Brasil de Fato MG - Quase 640 mil eleitores de Belo Horizonte aptos a votar se abstiveram de participar do segundo turno das eleições municipais. Na sua avaliação, quais fatores ajudam a explicar esse cenário? 

José Luiz Quadros de Magalhães - Estamos diante de um cenário complexo, no sentido de que há públicos e eleitores com demandas, preocupações e implicações diversas. Primeiro, temos um grupo mais vinculado à classe média, com o discurso de esquerda tradicional, que estava engajado em uma campanha que não foi para o segundo turno e, portanto, precisou votar no Fuad Noman (PSD). Dentro desse grupo, pode ter havido alguma abstenção.

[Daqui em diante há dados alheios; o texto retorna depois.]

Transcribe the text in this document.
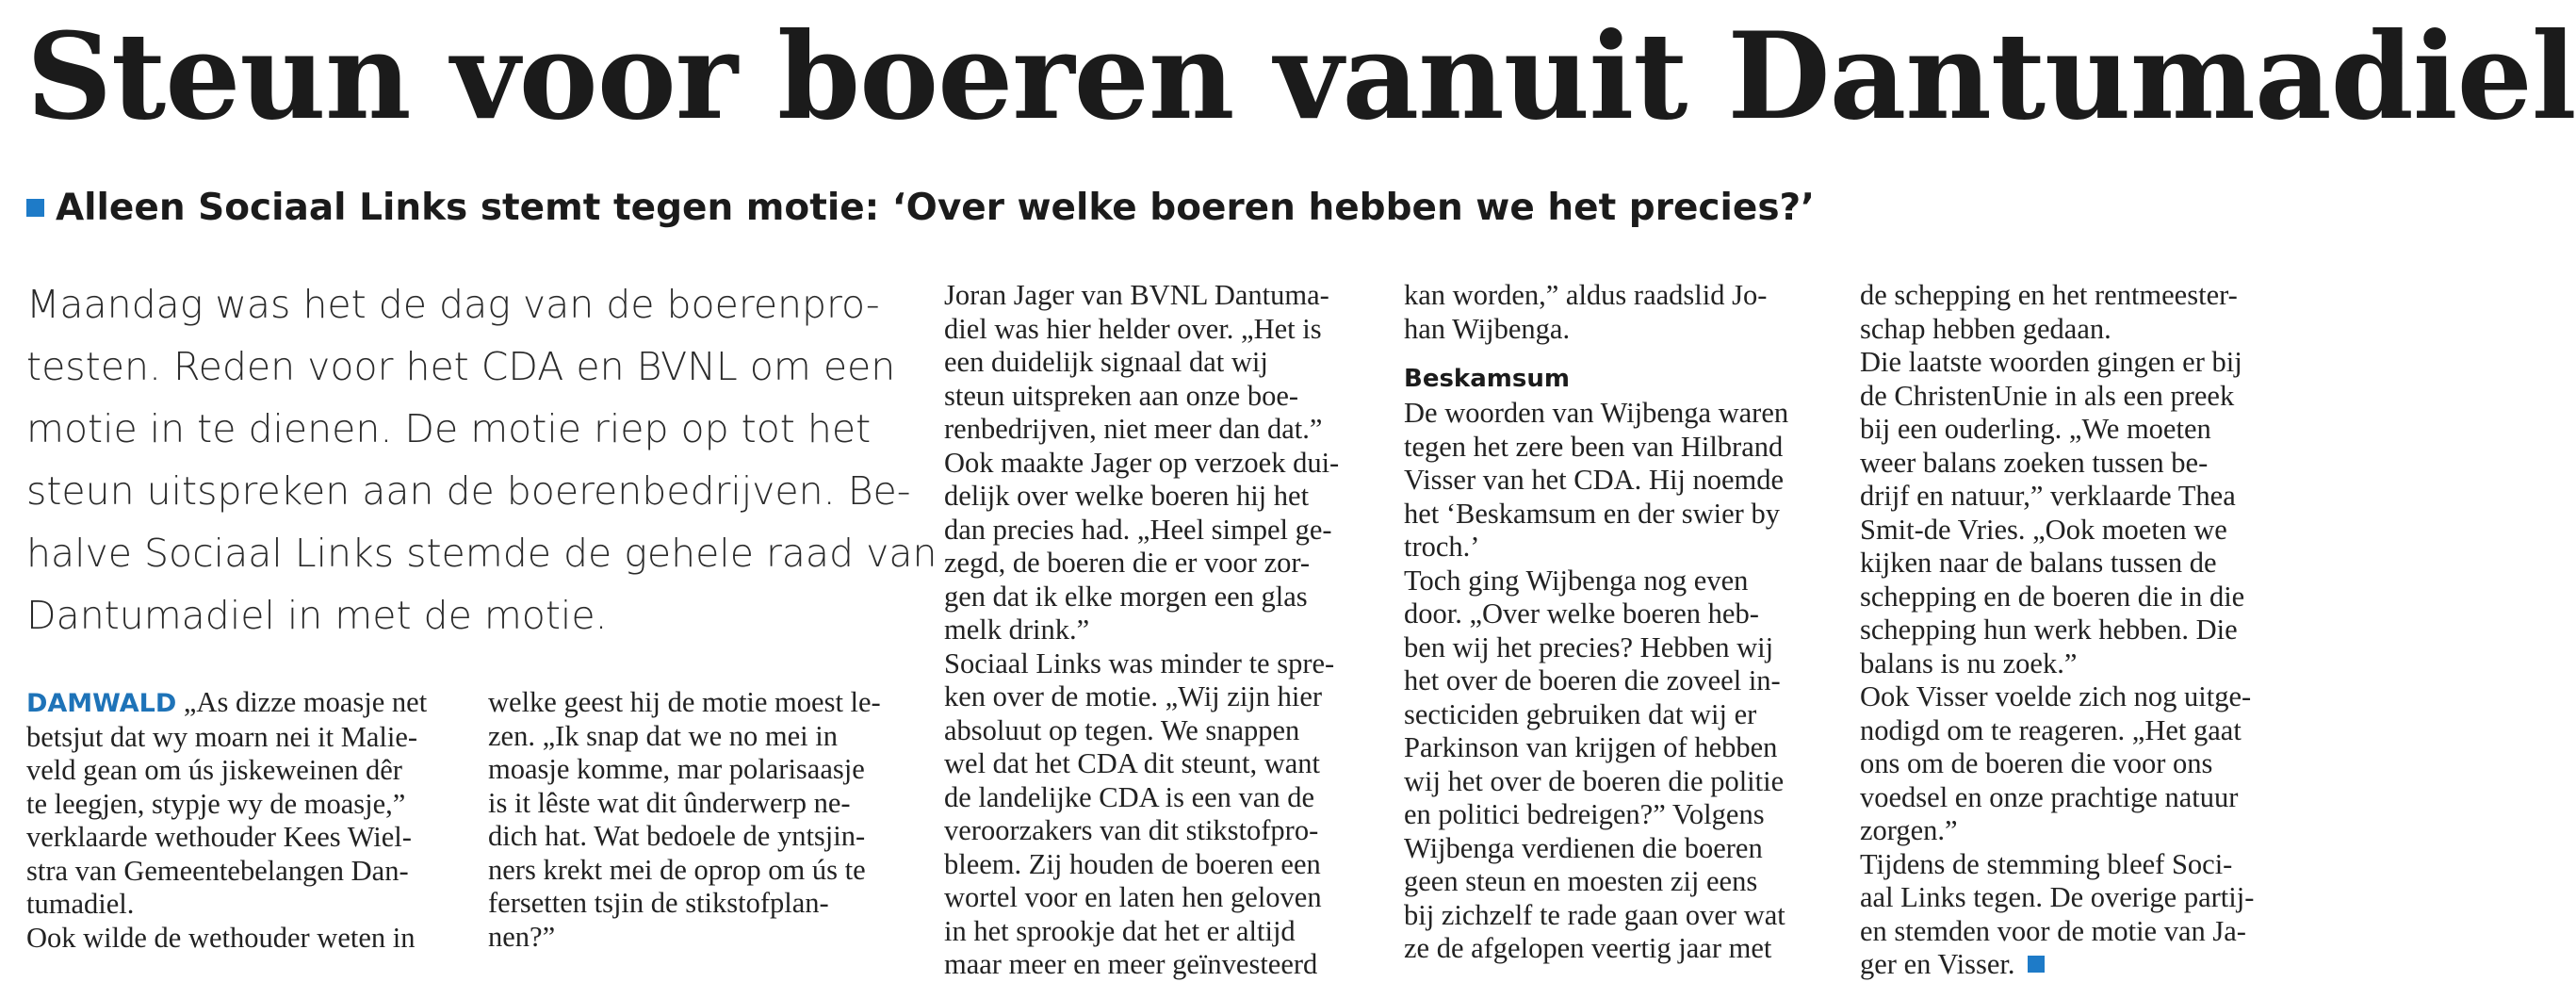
Steun voor boeren vanuit Dantumadiel
Alleen Sociaal Links stemt tegen motie: ‘Over welke boeren hebben we het precies?’
Maandag was het de dag van de boerenpro-
testen. Reden voor het CDA en BVNL om een
motie in te dienen. De motie riep op tot het
steun uitspreken aan de boerenbedrijven. Be-
halve Sociaal Links stemde de gehele raad van
Dantumadiel in met de motie.
DAMWALD „As dizze moasje net
betsjut dat wy moarn nei it Malie-
veld gean om ús jiskeweinen dêr
te leegjen, stypje wy de moasje,”
verklaarde wethouder Kees Wiel-
stra van Gemeentebelangen Dan-
tumadiel.
Ook wilde de wethouder weten in
welke geest hij de motie moest le-
zen. „Ik snap dat we no mei in
moasje komme, mar polarisaasje
is it lêste wat dit ûnderwerp ne-
dich hat. Wat bedoele de yntsjin-
ners krekt mei de oprop om ús te
fersetten tsjin de stikstofplan-
nen?”
Joran Jager van BVNL Dantuma-
diel was hier helder over. „Het is
een duidelijk signaal dat wij
steun uitspreken aan onze boe-
renbedrijven, niet meer dan dat.”
Ook maakte Jager op verzoek dui-
delijk over welke boeren hij het
dan precies had. „Heel simpel ge-
zegd, de boeren die er voor zor-
gen dat ik elke morgen een glas
melk drink.”
Sociaal Links was minder te spre-
ken over de motie. „Wij zijn hier
absoluut op tegen. We snappen
wel dat het CDA dit steunt, want
de landelijke CDA is een van de
veroorzakers van dit stikstofpro-
bleem. Zij houden de boeren een
wortel voor en laten hen geloven
in het sprookje dat het er altijd
maar meer en meer geïnvesteerd
kan worden,” aldus raadslid Jo-
han Wijbenga.
Beskamsum
De woorden van Wijbenga waren
tegen het zere been van Hilbrand
Visser van het CDA. Hij noemde
het ‘Beskamsum en der swier by
troch.’
Toch ging Wijbenga nog even
door. „Over welke boeren heb-
ben wij het precies? Hebben wij
het over de boeren die zoveel in-
secticiden gebruiken dat wij er
Parkinson van krijgen of hebben
wij het over de boeren die politie
en politici bedreigen?” Volgens
Wijbenga verdienen die boeren
geen steun en moesten zij eens
bij zichzelf te rade gaan over wat
ze de afgelopen veertig jaar met
de schepping en het rentmeester-
schap hebben gedaan.
Die laatste woorden gingen er bij
de ChristenUnie in als een preek
bij een ouderling. „We moeten
weer balans zoeken tussen be-
drijf en natuur,” verklaarde Thea
Smit-de Vries. „Ook moeten we
kijken naar de balans tussen de
schepping en de boeren die in die
schepping hun werk hebben. Die
balans is nu zoek.”
Ook Visser voelde zich nog uitge-
nodigd om te reageren. „Het gaat
ons om de boeren die voor ons
voedsel en onze prachtige natuur
zorgen.”
Tijdens de stemming bleef Soci-
aal Links tegen. De overige partij-
en stemden voor de motie van Ja-
ger en Visser.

Depois, temos um grupo inflamado pela extrema direita, que, em muitos casos, nem tem conhecimento sobre o espectro político, mas vêm tratando a política como se fosse um jogo de futebol, ou seja, você escolhe um e é contra o outro.

É o "anti-PT", aquele discurso raivoso, que pega uma parcela expressiva da população, por meio do medo e do ressentimento. Isso leva esse grupo a querer votar em candidatos que aparentam ser "disruptivos", que criticam tudo e que mexem com as emoções das pessoas. Do ponto de vista deles, a extrema direita é o setor "revolucionário".

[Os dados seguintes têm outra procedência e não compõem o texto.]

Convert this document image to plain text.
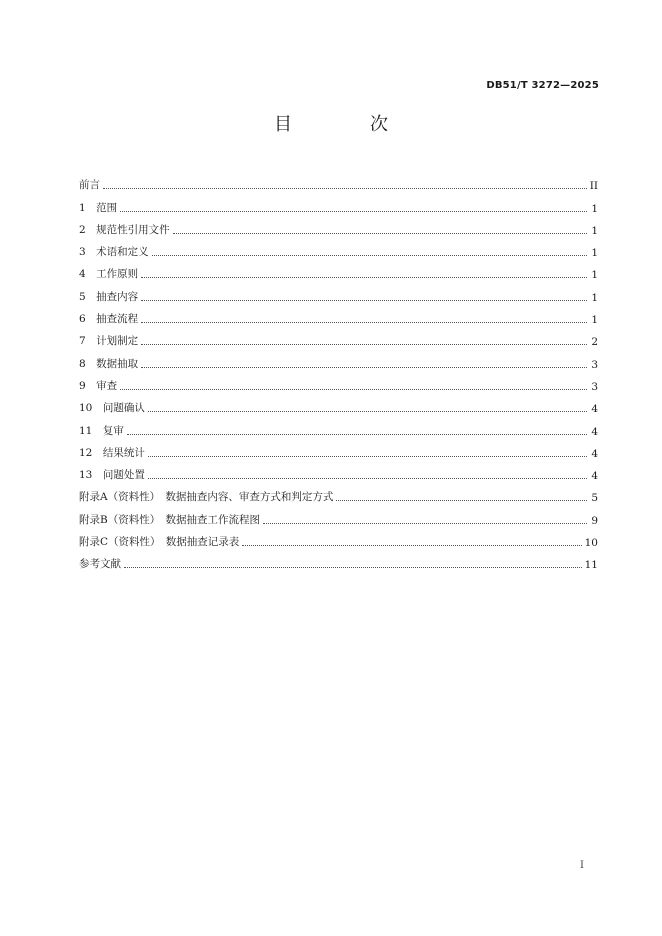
DB51/T 3272—2025
目　次
前言	II
1　范围	1
2　规范性引用文件	1
3　术语和定义	1
4　工作原则	1
5　抽查内容	1
6　抽查流程	1
7　计划制定	2
8　数据抽取	3
9　审查	3
10　问题确认	4
11　复审	4
12　结果统计	4
13　问题处置	4
附录A（资料性）　数据抽查内容、审查方式和判定方式	5
附录B（资料性）　数据抽查工作流程图	9
附录C（资料性）　数据抽查记录表	10
参考文献	11
I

Por fim, temos o grupo que se absteve, que é uma parcela expressiva da população. Alguns preferiram não votar porque não veem alternativa. Ou seja, são capazes de identificar negativamente o discurso vazio da extrema direita, mas também não veem na esquerda uma alternativa efetiva. 

Por que a esquerda não conseguiu influenciar o voto dessa parcela da população que discorda do discurso da extrema direita?

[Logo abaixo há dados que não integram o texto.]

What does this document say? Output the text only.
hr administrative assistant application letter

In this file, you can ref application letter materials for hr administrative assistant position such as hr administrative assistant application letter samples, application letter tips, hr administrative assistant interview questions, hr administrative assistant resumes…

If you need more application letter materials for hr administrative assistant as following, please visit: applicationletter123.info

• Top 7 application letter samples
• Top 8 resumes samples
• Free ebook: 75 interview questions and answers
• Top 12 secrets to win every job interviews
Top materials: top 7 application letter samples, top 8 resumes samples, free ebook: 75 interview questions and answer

Podemos identificar vários problemas, o que requer uma análise cuidadosa e a escuta de vários especialistas e de pessoas engajadas nos movimentos políticos. Mas existe na esquerda um discurso antiquado. Seja aquele que parou no século XIX, em alguns aspectos, seja a narrativa que "endireitou" os candidatos. 

A esquerda começou a "fabricar" candidatos "bonzinhos", que apresentam discurso de apaziguamento, desfigurando-se e ficando sem se apresentar como alternativa. 

A consequência de todos esses fatores articulados levam a uma grande abstenção. As pessoas deixam de ver a manutenção dessa dicotomia entre esquerda e direita. Vereadores de esquerda de BH têm qualidade, fazem coisas importantes.

Precisamos escutar mais o que as pessoas querem, principalmente o que os jovens querem, e parar de apresentar soluções prontas. Com a escuta, é possível ajudar as pessoas a descobrirem efetivamente onde está o seu caminho de libertação. Porque a promessa da extrema direita, o empreendedorismo individual e a uberização da economia são formas de opressão. 

Os jovens não querem a opressão do patrão, da carteira de trabalho e de uma social democracia que afundou no fim do século passado, mas também não querem a opressão das plataformas.

Em Belo Horizonte, o eleitorado teve no segundo turno uma opção de extrema direita e outra de centro-direita. Na sua avaliação, a ausência de uma candidatura de esquerda se relaciona com as abstenções? 

A ausência de uma opção  à esquerda, construída junto com a população, junto com os jovens, escutando as pessoas, sem dúvidas, leva à abstenção e ao desencanto com a política.  Precisamos discutir isso e volto a insistir: é fundamental escutar.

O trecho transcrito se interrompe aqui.